Mary Kate hugged her sister close. “Thank you for coming here with me. You’re right, of course, sometimes I get to looking too closely at the patterns and I lose track of the whole picture.”

The sewing basket still sat on the floor, and Mary Kate threaded a needle with white thread. She stitched up the horse where she had made her cut, then did the same to the background in darker filament. It had definitely looked better before. She looked back over to her sister.

“I hope I haven’t cut the one that runs between them.”

“Come, Mary. Let’s go home.”

She opened her eyes and stared into the now dark streets of Cartagena. Dinner would be soon, and since she was to fast beginning tomorrow, she wasn’t about to miss the meal. But all the time she dressed for dinner, she could not shake the dream. It meant something, something important, but for the life of her, she didn’t know what.

 

*

 

The next day, sitting in the little wooden chair across the broad desk from Bishop Álvarez, like an errant schoolboy before his tutor, made Diego nervous, but there was an odd comfort in knowing Mary Kate sat behind him. She had not spoken a word to him all morning, so he knew she was angry with him still, but she had also stubbornly insisted that she be allowed to stay for his interview with the bishop. Father Tomás had explained to both her and Diego earlier about the bishop’s hope that he might be on the verge of revealing a miracle, and Mary Kate had picked right up on the strategy.

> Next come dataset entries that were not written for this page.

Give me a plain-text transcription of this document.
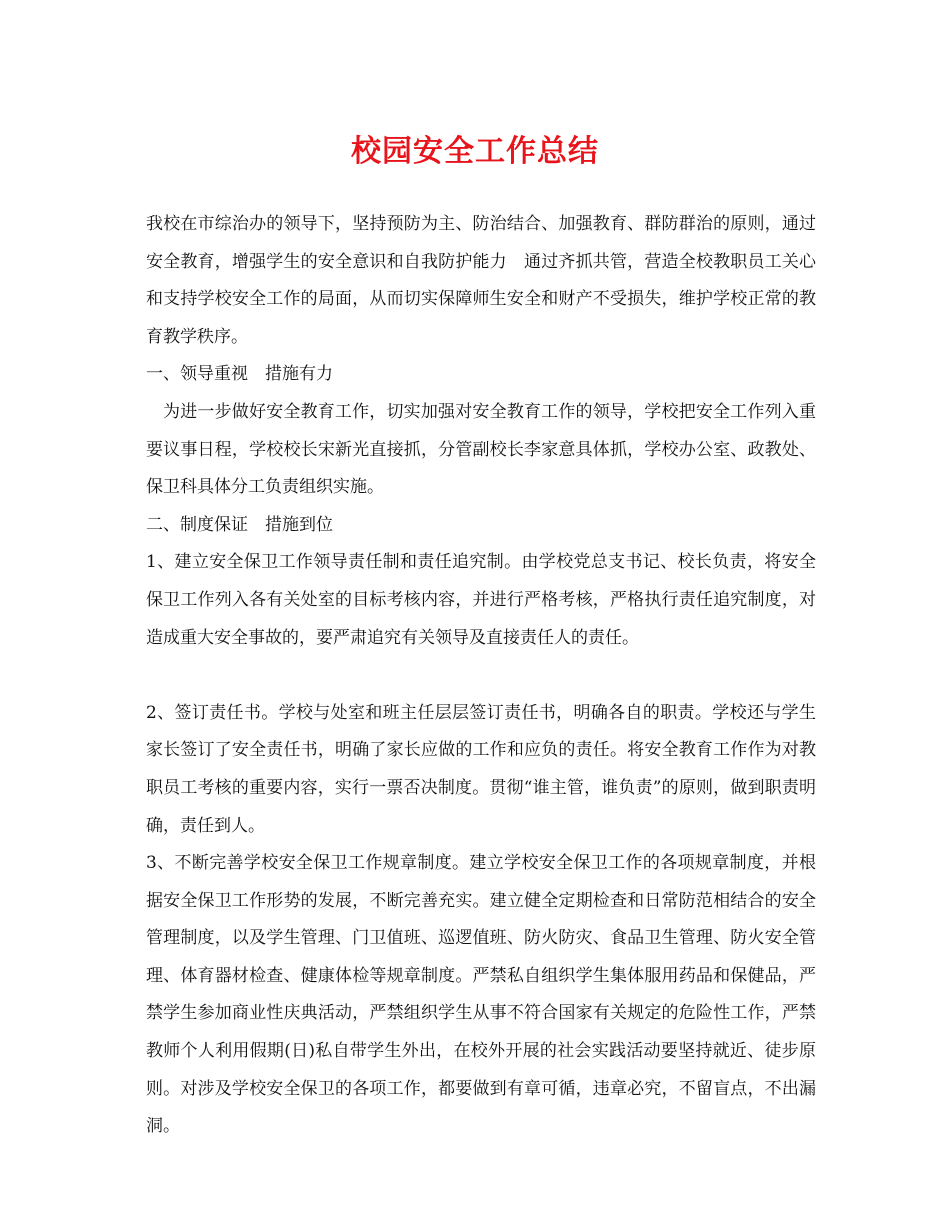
校园安全工作总结

我校在市综治办的领导下，坚持预防为主、防治结合、加强教育、群防群治的原则，通过安全教育，增强学生的安全意识和自我防护能力　通过齐抓共管，营造全校教职员工关心和支持学校安全工作的局面，从而切实保障师生安全和财产不受损失，维护学校正常的教育教学秩序。

一、领导重视　措施有力

为进一步做好安全教育工作，切实加强对安全教育工作的领导，学校把安全工作列入重要议事日程，学校校长宋新光直接抓，分管副校长李家意具体抓，学校办公室、政教处、保卫科具体分工负责组织实施。

二、制度保证　措施到位

1、建立安全保卫工作领导责任制和责任追究制。由学校党总支书记、校长负责，将安全保卫工作列入各有关处室的目标考核内容，并进行严格考核，严格执行责任追究制度，对造成重大安全事故的，要严肃追究有关领导及直接责任人的责任。

2、签订责任书。学校与处室和班主任层层签订责任书，明确各自的职责。学校还与学生家长签订了安全责任书，明确了家长应做的工作和应负的责任。将安全教育工作作为对教职员工考核的重要内容，实行一票否决制度。贯彻“谁主管，谁负责”的原则，做到职责明确，责任到人。

3、不断完善学校安全保卫工作规章制度。建立学校安全保卫工作的各项规章制度，并根据安全保卫工作形势的发展，不断完善充实。建立健全定期检查和日常防范相结合的安全管理制度，以及学生管理、门卫值班、巡逻值班、防火防灾、食品卫生管理、防火安全管理、体育器材检查、健康体检等规章制度。严禁私自组织学生集体服用药品和保健品，严禁学生参加商业性庆典活动，严禁组织学生从事不符合国家有关规定的危险性工作，严禁教师个人利用假期(日)私自带学生外出，在校外开展的社会实践活动要坚持就近、徒步原则。对涉及学校安全保卫的各项工作，都要做到有章可循，违章必究，不留盲点，不出漏洞。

“Your Excellency,” she said in the mild and sweet manner she had first used with Diego, “Father Tomás is sure this will be a most auspicious occasion. Surely you’d not deny me the chance to say I was present when God saw fit to reveal a true miracle to Bishop Álvarez of Cartagena. I shall so want to tell the tale to every English Protestant I come across in my future travels.”

Father Tomás translated, and the bishop decided that, since Mary Kate did not speak Spanish, her own testimony could not be tainted by what she heard. She was allowed to stay after all. Father Tomás shook his head and hid a grin behind his hand.

Diego began by telling the tale much as he had with Father Tomás, only in greater detail, explaining how he had first come to pray to María Magdalena. “I was afraid I was not worthy of the responsibility of being
Magdalena’s
captain. After all, I had come by the post through the death of my commander, rather than being hired in that position.” He told him about falling in love with a Protestant and Magdalena
’s
promise of another if he gave her up, which left him explaining his role in the Geoffrey Hampton affair.

“You helped to
free
an English privateer?” the bishop asked, frowning. He turned to Father Tomás. “Was this part of Magdalena
’s
plan for Captain Montoya to rid the sea of pirates?”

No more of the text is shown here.